Ornate embellishments and intricate detailing of jewellery have been integral to Indian culture and heritage, since time immemorial. So, when one mentions precious stones, gems and jewels, it will indeed be a travesty to not talk about the legacy of the Nizams of Hyderabad. The royalty here had the tradition of owning and appreciating fine ornamental assets.
The jewellery sets, designed in the Nizam era, reflect intricately crafted designs positioned uniquely in a carefully chosen motif. Most of the authentic pieces reflect the influence of Mughal, Deccan, and European techniques. Various aficionados have also gone to the extent of stating that the Hyderabad Nizam Jewellery collection was among the World’s finest.
The vast range comprises of dangling earrings, pins, rings, bajubandhs, necklaces and turban ornaments. Trimmings fashioned in the “jadau” style formed an integral part of the traditional jewellery of Nizams. These curios consisted of uncut diamonds, enameled ‘meenakari’ work, stones embedded in gold, ‘jaali’ or lattice work. Prime focus of craftsmen was on coloured stones and pearls. Sourcing uniquely styled and shaped gemstones from different parts of India was also an important factor.
Bajubandhs or Armbands
Another notable factor is the popularity of Turban ornaments known as Sarpesh, Sarpatti Kalgi, Turra or Jigha. These pieces comprised of precious gemstone drops and even pure Colombian emeralds and pearls. Such ornaments were the symbol or power, monarchy, and wealth. The sheer quality, size, striking colour, and purity of these jewels render them an extraordinary appearance.
Sarpesh or Turban Ornament
Another admirable piece in the Nizam collection is the Basra pearl necklace known as Satlada. It comprises of seven strings composed of at least 465 pearls. What makes this particular piece unique is the perfect spherical shape of the pearls and their stunning sheen.
The prominent heritage set is the Karay Dand Jarvari which is essentially a pair of bangles made in gold and diamonds and set in enamel.

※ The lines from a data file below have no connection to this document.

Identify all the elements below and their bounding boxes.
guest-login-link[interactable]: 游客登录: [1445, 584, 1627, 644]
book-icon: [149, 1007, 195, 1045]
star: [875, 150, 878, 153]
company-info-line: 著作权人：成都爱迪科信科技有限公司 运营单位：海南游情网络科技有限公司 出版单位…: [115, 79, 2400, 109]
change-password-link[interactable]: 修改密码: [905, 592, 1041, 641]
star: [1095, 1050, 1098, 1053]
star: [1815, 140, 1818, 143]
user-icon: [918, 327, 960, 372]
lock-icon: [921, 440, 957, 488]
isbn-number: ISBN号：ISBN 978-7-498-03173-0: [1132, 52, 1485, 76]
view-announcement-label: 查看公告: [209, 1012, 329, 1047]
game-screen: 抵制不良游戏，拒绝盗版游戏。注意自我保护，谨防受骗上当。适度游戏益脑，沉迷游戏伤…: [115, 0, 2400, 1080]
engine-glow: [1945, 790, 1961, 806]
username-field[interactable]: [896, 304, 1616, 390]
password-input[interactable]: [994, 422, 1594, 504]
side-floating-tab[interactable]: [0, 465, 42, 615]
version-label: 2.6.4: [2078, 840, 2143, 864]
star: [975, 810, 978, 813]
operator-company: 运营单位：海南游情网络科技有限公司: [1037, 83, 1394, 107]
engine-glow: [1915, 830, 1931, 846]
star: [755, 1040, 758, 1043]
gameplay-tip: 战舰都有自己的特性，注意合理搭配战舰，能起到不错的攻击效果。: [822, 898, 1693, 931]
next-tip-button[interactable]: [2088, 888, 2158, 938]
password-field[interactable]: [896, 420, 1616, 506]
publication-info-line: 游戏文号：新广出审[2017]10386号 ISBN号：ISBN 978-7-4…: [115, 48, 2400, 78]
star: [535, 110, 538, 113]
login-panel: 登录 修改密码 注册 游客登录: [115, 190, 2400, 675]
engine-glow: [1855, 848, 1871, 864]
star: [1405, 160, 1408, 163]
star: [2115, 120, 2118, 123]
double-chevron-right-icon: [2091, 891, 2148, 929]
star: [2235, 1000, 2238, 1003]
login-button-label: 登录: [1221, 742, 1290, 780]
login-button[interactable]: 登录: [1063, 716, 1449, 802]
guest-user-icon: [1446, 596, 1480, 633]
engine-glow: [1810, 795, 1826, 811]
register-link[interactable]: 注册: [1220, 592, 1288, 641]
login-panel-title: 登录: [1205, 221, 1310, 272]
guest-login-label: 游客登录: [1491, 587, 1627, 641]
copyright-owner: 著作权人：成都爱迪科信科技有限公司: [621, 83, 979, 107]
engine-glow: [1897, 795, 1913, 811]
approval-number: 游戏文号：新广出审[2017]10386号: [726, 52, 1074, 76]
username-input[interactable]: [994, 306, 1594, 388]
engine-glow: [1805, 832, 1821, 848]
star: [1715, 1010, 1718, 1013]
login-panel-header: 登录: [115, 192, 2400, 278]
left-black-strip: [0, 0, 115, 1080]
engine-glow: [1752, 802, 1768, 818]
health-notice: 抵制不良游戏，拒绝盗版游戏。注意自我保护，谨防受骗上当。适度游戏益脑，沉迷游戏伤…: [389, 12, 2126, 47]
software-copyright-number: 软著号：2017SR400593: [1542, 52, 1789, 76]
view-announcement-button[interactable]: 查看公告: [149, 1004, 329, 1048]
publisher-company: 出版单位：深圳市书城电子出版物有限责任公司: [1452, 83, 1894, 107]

This distinctive Nizam Jewellery is said to be fashioned by Deccan Karigars who made best use of Kundans. The intricately designed green leaves and red flowers stand in stark contrast to their white enamel backgrounds.
Karay Dand Jarvari
The Paizaab Yakhoot was among the heaviest of accessories and is made with gold and gold-hinged panels. They are set in diamonds, pearls, emeralds, and rubies. The karigari dates back to the 19th century and the precious stones are crafted in the well-known rose-cut fashion. Such splendid craftsmanship lends the design a delicate yet elaborate look. These designs are a perfect blend of traditional and contemporary jewellery.
In those days it was crucial for artisans to ensure that the luster of diamonds remained intact and undisturbed. Presenting the Nizam diamond jewellery with a flawless, patented cut and seamless halo was also essential. Usage of floral motifs, sophisticated designs indicated the sophistication and finesse of the Nizam Jewellery artisans.